From dd77e866bdc641e50f0f66e6b6da2fa9212203fb Mon Sep 17 00:00:00 2001
From: Milo Cress <iamroot@databricks.com>
Date: Thu, 31 Oct 2024 16:48:05 -0400
Subject: [PATCH] Catches when data prep cluster fails to start (#1628)

---
 .../data_prep/convert_delta_to_json.py        | 13 ++++-
 .../data_prep/test_convert_delta_to_json.py   | 53 +++++++++++++++++++
 2 files changed, 64 insertions(+), 2 deletions(-)

diff --git a/llmfoundry/command_utils/data_prep/convert_delta_to_json.py b/llmfoundry/command_utils/data_prep/convert_delta_to_json.py
index 0c7ffe6e2c..2b8d148781 100644
--- a/llmfoundry/command_utils/data_prep/convert_delta_to_json.py
+++ b/llmfoundry/command_utils/data_prep/convert_delta_to_json.py
@@ -692,6 +692,7 @@ def fetch_DT(
 
     formatted_delta_table_name = format_tablename(delta_table_name)
     import grpc
+    import pyspark.errors.exceptions.connect as spark_errors
     try:
         fetch(
             method,
@@ -702,8 +703,16 @@ def fetch_DT(
             sparkSession,
             dbsql,
         )
-    except grpc.RpcError as e:
-        if e.code(
+    except (grpc.RpcError, spark_errors.SparkConnectGrpcException) as e:
+        if isinstance(
+            e,
+            spark_errors.SparkConnectGrpcException,
+        ) and 'Cannot start cluster' in str(e):
+            raise FaultyDataPrepCluster(
+                message=
+                f'The data preparation cluster you provided is terminated.
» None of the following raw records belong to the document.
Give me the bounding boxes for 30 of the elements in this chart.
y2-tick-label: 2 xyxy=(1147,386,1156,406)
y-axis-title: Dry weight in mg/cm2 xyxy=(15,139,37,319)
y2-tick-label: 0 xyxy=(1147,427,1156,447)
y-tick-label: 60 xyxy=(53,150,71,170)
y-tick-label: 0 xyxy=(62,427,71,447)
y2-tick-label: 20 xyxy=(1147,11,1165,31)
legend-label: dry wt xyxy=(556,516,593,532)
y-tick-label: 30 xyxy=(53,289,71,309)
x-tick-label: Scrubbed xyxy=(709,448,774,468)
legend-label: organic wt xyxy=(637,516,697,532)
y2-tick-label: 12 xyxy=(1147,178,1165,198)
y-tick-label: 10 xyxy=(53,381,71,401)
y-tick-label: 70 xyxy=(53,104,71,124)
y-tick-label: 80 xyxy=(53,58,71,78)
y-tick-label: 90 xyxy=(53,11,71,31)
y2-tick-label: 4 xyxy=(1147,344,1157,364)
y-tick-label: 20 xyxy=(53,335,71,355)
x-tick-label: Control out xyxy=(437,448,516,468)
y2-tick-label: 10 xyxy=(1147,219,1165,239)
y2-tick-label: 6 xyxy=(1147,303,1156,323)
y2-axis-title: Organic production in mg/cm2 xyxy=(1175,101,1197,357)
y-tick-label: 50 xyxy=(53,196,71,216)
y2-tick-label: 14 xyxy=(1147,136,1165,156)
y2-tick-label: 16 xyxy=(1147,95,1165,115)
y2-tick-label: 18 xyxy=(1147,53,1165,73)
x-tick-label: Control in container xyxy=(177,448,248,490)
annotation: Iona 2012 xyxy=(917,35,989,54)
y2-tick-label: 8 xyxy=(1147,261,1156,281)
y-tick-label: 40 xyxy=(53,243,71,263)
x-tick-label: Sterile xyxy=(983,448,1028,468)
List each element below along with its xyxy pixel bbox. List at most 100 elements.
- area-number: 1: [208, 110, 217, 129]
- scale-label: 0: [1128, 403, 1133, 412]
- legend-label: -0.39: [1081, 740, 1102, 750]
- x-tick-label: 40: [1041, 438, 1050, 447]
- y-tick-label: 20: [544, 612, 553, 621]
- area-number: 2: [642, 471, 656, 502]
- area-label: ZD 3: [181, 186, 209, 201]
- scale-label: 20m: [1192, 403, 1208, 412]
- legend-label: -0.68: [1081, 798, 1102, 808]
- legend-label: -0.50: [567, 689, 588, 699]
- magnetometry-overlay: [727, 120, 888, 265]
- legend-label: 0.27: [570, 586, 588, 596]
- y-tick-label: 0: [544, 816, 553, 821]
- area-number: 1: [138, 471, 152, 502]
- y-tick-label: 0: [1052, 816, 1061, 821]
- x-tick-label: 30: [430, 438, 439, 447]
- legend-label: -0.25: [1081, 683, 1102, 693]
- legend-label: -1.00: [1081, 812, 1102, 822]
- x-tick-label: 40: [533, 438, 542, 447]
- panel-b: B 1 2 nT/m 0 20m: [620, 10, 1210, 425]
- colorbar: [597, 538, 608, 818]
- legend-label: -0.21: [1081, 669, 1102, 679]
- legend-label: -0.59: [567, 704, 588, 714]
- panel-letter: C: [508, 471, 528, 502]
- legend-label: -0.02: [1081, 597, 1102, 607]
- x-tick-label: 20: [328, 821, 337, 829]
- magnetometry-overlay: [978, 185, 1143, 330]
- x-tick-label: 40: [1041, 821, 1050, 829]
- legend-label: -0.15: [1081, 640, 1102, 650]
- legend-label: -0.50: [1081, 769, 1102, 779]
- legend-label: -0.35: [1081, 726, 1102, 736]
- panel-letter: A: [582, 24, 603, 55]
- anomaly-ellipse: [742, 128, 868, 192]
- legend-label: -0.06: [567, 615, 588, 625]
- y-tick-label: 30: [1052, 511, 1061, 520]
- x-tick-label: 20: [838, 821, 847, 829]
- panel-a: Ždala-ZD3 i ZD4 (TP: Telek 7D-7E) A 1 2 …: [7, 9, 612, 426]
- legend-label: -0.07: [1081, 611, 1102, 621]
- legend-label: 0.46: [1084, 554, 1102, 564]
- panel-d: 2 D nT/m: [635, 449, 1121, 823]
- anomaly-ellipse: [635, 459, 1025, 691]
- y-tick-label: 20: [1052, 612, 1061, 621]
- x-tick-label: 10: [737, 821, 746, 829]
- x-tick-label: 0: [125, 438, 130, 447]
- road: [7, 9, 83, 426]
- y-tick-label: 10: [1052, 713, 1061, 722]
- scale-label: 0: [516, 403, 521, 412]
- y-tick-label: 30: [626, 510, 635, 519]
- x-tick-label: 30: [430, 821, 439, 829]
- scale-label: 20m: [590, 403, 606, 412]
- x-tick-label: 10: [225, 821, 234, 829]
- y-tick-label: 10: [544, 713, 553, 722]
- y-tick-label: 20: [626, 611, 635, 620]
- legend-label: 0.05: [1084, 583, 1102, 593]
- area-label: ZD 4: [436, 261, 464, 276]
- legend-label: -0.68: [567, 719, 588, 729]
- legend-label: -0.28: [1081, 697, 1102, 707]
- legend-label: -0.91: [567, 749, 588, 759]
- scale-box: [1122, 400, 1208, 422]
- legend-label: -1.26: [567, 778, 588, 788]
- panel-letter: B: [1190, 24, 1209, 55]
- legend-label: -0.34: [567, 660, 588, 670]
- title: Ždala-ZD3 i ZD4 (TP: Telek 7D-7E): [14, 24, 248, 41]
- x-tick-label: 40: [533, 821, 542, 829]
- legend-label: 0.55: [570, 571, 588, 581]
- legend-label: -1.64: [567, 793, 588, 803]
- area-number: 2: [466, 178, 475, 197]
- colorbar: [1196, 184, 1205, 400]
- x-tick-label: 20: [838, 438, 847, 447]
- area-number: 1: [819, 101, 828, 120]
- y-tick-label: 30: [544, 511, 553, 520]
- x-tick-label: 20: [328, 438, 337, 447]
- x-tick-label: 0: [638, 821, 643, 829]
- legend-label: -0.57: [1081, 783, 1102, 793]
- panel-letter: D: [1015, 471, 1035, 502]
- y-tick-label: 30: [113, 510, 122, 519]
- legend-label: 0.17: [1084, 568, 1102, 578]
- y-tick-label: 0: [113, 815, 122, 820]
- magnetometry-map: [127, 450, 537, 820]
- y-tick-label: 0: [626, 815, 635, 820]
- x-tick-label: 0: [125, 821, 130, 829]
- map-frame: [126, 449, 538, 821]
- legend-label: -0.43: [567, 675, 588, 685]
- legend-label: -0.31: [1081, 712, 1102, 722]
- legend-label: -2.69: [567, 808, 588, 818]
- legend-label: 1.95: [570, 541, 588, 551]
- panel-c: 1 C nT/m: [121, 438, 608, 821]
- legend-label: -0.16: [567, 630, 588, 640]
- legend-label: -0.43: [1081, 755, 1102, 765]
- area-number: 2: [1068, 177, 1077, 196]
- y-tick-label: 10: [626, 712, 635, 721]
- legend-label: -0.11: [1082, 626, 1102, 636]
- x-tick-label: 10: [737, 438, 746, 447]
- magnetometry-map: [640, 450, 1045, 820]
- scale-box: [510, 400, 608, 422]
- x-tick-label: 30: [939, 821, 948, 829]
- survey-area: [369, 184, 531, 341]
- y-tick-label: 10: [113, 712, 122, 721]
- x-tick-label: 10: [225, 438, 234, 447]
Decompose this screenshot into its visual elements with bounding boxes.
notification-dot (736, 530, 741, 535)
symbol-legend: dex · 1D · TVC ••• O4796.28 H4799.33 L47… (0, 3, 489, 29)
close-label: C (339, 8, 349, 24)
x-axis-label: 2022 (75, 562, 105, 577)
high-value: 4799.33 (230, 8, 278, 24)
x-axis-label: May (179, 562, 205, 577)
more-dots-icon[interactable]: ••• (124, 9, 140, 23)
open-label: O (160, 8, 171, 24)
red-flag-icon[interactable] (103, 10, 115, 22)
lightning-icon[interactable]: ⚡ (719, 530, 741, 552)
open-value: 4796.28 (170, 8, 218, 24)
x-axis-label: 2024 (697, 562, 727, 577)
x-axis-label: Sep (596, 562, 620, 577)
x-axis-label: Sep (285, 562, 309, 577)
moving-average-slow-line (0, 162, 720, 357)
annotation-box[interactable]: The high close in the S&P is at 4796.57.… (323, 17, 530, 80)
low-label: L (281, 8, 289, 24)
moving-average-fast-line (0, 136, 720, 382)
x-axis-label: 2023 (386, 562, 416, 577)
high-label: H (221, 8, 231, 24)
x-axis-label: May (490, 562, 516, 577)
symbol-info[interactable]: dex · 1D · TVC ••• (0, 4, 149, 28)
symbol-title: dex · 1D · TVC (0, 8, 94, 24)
Please retry with a cluster that is healthy and alive. {e}',
+            ) from e
+        if isinstance(e, grpc.RpcError) and e.code(
         ) == grpc.StatusCode.INTERNAL and 'Job aborted due to stage failure' in e.details(
         ):
             raise FaultyDataPrepCluster(
diff --git a/tests/a_scripts/data_prep/test_convert_delta_to_json.py b/tests/a_scripts/data_prep/test_convert_delta_to_json.py
index 3b8a874a9d..5292f86e6d 100644
--- a/tests/a_scripts/data_prep/test_convert_delta_to_json.py
+++ b/tests/a_scripts/data_prep/test_convert_delta_to_json.py
@@ -9,6 +9,7 @@
 
 import grpc
 from pyspark.errors import AnalysisException
+from pyspark.errors.exceptions.connect import SparkConnectGrpcException
 
 from llmfoundry.command_utils.data_prep.convert_delta_to_json import (
     FaultyDataPrepCluster,
@@ -584,6 +585,58 @@ def test_fetch_DT_grpc_error_handling(
         # Verify that fetch was called
         mock_fetch.assert_called_once()
 
+    @patch('llmfoundry.command_utils.data_prep.convert_delta_to_json.fetch')
+    @patch(
+        'llmfoundry.command_utils.data_prep.convert_delta_to_json.validate_and_get_cluster_info',
+    )
+    def test_fetch_DT_catches_cluster_failed_to_start(
+        self,
+        mock_validate_cluster_info: MagicMock,
+        mock_fetch: MagicMock,
+    ):
+        # Arrange
+        # Mock the validate_and_get_cluster_info to return test values
+        mock_validate_cluster_info.return_value = ('dbconnect', None, None)
+
+        # Create a SparkConnectGrpcException indicating that the cluster failed to start
+
+        grpc_error = SparkConnectGrpcException(
+            message='Cannot start cluster etc...',
+        )
+
+        # Configure the fetch function to raise the SparkConnectGrpcException
+        mock_fetch.side_effect = grpc_error
+
+        # Test inputs
+        delta_table_name = 'test_table'
+        json_output_folder = '/tmp/to/jsonl'
+        http_path = None
+        cluster_id = None
+        use_serverless = False
+        DATABRICKS_HOST = 'https://test-host'
+        DATABRICKS_TOKEN = 'test-token'
+
+        # Act & Assert
+        with self.assertRaises(FaultyDataPrepCluster) as context:
+            fetch_DT(
+                delta_table_name=delta_table_name,
+                json_output_folder=json_output_folder,
+                http_path=http_path,
+                cluster_id=cluster_id,
+                use_serverless=use_serverless,
+                DATABRICKS_HOST=DATABRICKS_HOST,
+                DATABRICKS_TOKEN=DATABRICKS_TOKEN,
+            )
+
+        # Verify that the FaultyDataPrepCluster contains the expected message
+        self.assertIn(
+            'The data preparation cluster you provided is terminated. Please retry with a cluster that is healthy and alive.',
+            str(context.exception),
+        )
+
+        # Verify that fetch was called
+        mock_fetch.assert_called_once()
+
     @patch(
         'llmfoundry.command_utils.data_prep.convert_delta_to_json.get_total_rows',
     )